Ein Mann und eine Frau wurden 2013 geschieden. Die beiden gemeinsamen Kinder blieben bei der Mutter. Der Vater wurde verpflichtet, monatlich je 1'000 bis 1'100 Franken pro Kind zu bezahlen. Später wurde ihm rückwirkend eine IV-Rente zugesprochen, aus der auch Kinderrenten flossen.

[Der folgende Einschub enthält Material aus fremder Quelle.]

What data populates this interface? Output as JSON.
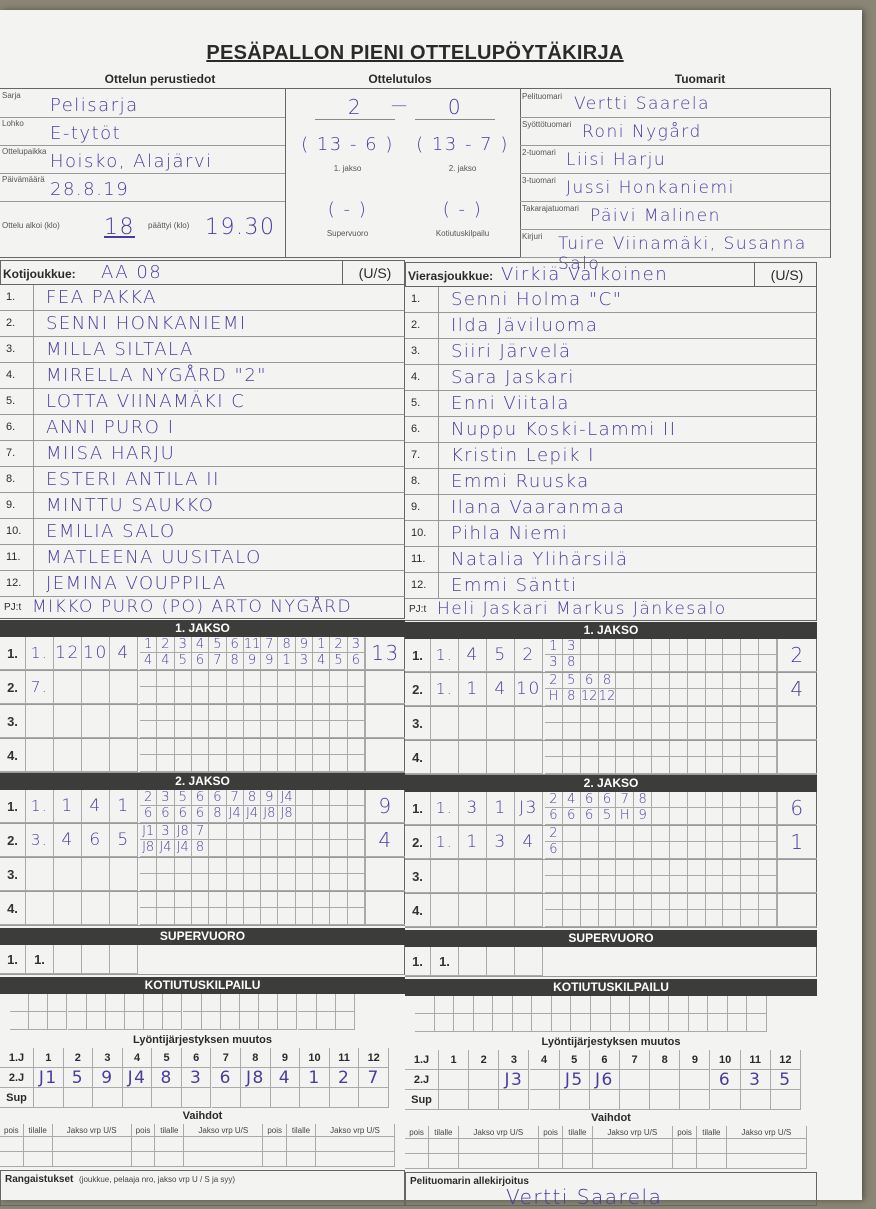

Da er kein reguläres Einkommen mehr hatte, reichte er 2017 Klage ein und verlangte, von der Unterhaltspflicht befreit zu werden.
Das Gesetz sieht vor, dass sich ein festgelegter Unterhaltsbeitrag automatisch um den Betrag einer neu zugesprochenen IV-Kinderrente vermindert – ohne dass dafür ein Gerichtsverfahren nötig wäre. Im vorliegenden Fall überstiegen die Kinderrenten von insgesamt rund 3'790 Franken die festgelegten Unterhaltsbeiträge von 2'200 Franken sogar deutlich. Der Unterhaltsbeitrag war damit bereits kraft Gesetz auf null gesunken. Eine zusätzliche gerichtliche Feststellung war nach Ansicht der Gerichte deshalb nicht nötig – und das Interesse des Vaters an einem solchen Urteil nicht ausreichend begründet.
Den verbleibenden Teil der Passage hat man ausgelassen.